With any of the publicly available vehicle code samples? I don’t know anything about vehicle physics so creating my own from scratch would be way over my head.
I’ve tried the Unity car tutorial example, yoggy’s buggy example, Jcar, and some of the ones on the asset store and I can’t seem to get it right with any of them.
They all seem to use the lowered center of gravity trick so they can basically never flip over, or flip over too much, depending on how you tweak it.
I just want a fun, bouncy, semi-unrealistic buggy that can flip over and get stuck on occasion, but still compensates a little.
If I had to pick one, I like yoggy’s buggy the best, but it uses raycast colliders for wheels and I am having a lot of difficulty setting it up on my own vehicle.
Just my two cents: If I recall correctly I76 and I82 and Smuggler’s Run generally made the wheels of the dune buggies larger than what they were shown as on-screen. It gave them a nice bouncy feel and made them relatively stable. The low center of gravity trick is usually used for vehicles that can do high-speed cornering, or in games that require the player to race at speed and therefore the vehicles need to be able to corner at speeds a lot higher than they normally would without spinning out, rolling over, or flipping due to a small bump in the road surface.
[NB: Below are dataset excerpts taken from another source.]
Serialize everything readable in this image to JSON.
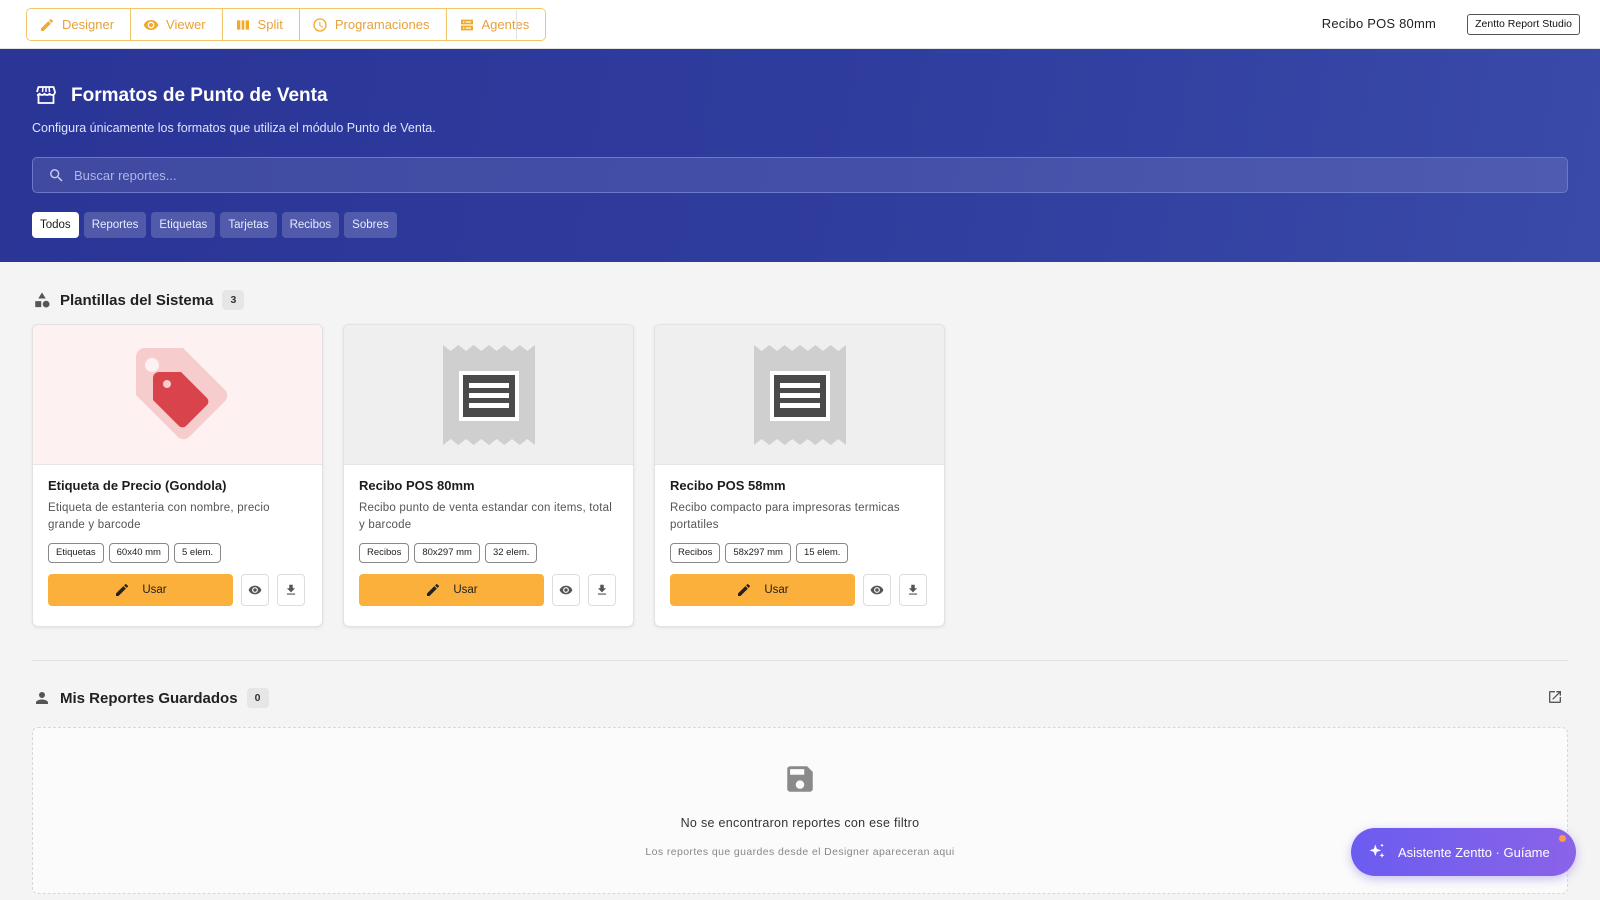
{
  "toolbar": {
    "modes": [
      {
        "label": "Designer",
        "icon": "pencil-icon"
      },
      {
        "label": "Viewer",
        "icon": "eye-icon"
      },
      {
        "label": "Split",
        "icon": "columns-icon"
      },
      {
        "label": "Programaciones",
        "icon": "clock-icon"
      },
      {
        "label": "Agentes",
        "icon": "server-icon"
      }
    ],
    "doc_title": "Recibo POS 80mm",
    "studio_label": "Zentto Report Studio",
    "accent_color": "#f0a928"
  },
  "hero": {
    "title": "Formatos de Punto de Venta",
    "subtitle": "Configura únicamente los formatos que utiliza el módulo Punto de Venta.",
    "search_placeholder": "Buscar reportes...",
    "filters": [
      "Todos",
      "Reportes",
      "Etiquetas",
      "Tarjetas",
      "Recibos",
      "Sobres"
    ],
    "active_filter": "Todos",
    "background_color": "#2f3d9e"
  },
  "templates_section": {
    "title": "Plantillas del Sistema",
    "count": "3",
    "cards": [
      {
        "title": "Etiqueta de Precio (Gondola)",
        "description": "Etiqueta de estanteria con nombre, precio grande y barcode",
        "tags": [
          "Etiquetas",
          "60x40 mm",
          "5 elem."
        ],
        "thumb_icon": "price-tag-icon",
        "use_label": "Usar"
      },
      {
        "title": "Recibo POS 80mm",
        "description": "Recibo punto de venta estandar con items, total y barcode",
        "tags": [
          "Recibos",
          "80x297 mm",
          "32 elem."
        ],
        "thumb_icon": "receipt-icon",
        "use_label": "Usar"
      },
      {
        "title": "Recibo POS 58mm",
        "description": "Recibo compacto para impresoras termicas portatiles",
        "tags": [
          "Recibos",
          "58x297 mm",
          "15 elem."
        ],
        "thumb_icon": "receipt-icon",
        "use_label": "Usar"
      }
    ],
    "button_color": "#fbb03b"
  },
  "saved_section": {
    "title": "Mis Reportes Guardados",
    "count": "0",
    "empty_title": "No se encontraron reportes con ese filtro",
    "empty_subtitle": "Los reportes que guardes desde el Designer apareceran aqui"
  },
  "assistant": {
    "label": "Asistente Zentto · Guíame",
    "color": "#7a5ff0"
  }
}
You can lower the center of gravity over time as the vehicle moves faster to make it more stable. You can also increase the suspension length but stiffen it up, or you can shorten the suspension length but make it softer. You can adjust the rate at which the steering responds to the player the faster they go by using a sliding filter to adjust the responsiveness of the controls.
Thanks! I’ll try some of that tonight.
I thought about lowering the center of gravity over time thing, or changing it when all the wheels are off the ground for a period of time so the damn vehicle could actually get stuck flipped over and not be like those children’s punching bags with sand in the bottom. I also thought about applying a constant downward force (in addition to gravity) that increased relative to the currentspeed/maxspeed of the vehicle.
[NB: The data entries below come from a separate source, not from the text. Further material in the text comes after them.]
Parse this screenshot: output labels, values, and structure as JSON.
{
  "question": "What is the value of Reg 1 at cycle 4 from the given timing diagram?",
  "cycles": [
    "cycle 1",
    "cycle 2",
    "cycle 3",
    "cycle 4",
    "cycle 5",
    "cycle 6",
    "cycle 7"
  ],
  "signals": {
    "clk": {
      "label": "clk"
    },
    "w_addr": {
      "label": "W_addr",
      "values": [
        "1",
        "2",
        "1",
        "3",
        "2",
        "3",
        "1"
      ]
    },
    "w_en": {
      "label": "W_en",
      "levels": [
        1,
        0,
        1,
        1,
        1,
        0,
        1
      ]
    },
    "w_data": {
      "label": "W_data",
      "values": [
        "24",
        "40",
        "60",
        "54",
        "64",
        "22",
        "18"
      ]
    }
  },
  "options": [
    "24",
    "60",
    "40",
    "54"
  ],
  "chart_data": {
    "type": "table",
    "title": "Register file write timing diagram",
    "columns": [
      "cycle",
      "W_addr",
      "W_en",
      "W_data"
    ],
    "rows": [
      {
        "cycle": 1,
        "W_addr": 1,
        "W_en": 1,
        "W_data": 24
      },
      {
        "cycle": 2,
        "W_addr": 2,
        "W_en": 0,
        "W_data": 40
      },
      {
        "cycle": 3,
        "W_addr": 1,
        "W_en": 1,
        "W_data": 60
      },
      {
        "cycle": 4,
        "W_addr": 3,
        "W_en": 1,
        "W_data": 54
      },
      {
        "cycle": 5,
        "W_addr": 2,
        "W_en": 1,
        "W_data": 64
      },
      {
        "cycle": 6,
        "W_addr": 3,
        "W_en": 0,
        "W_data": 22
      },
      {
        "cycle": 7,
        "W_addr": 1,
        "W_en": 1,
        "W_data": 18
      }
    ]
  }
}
I like the ideas about increased wheel size and suspension, I’ll check that out.
It’s been a decade since I worked on any driving games, so my memory is hazy, but I would recommend staying away from artificial down forces in non-custom game physics engines. The problem with a generic physics engine compared to a vehicle physics engine is that you are constantly having to do “weird shit” to make the generic engine behave itself; things like very low, below-the-ground, center of gravity, larger than life wheels, odd suspension setups, and such.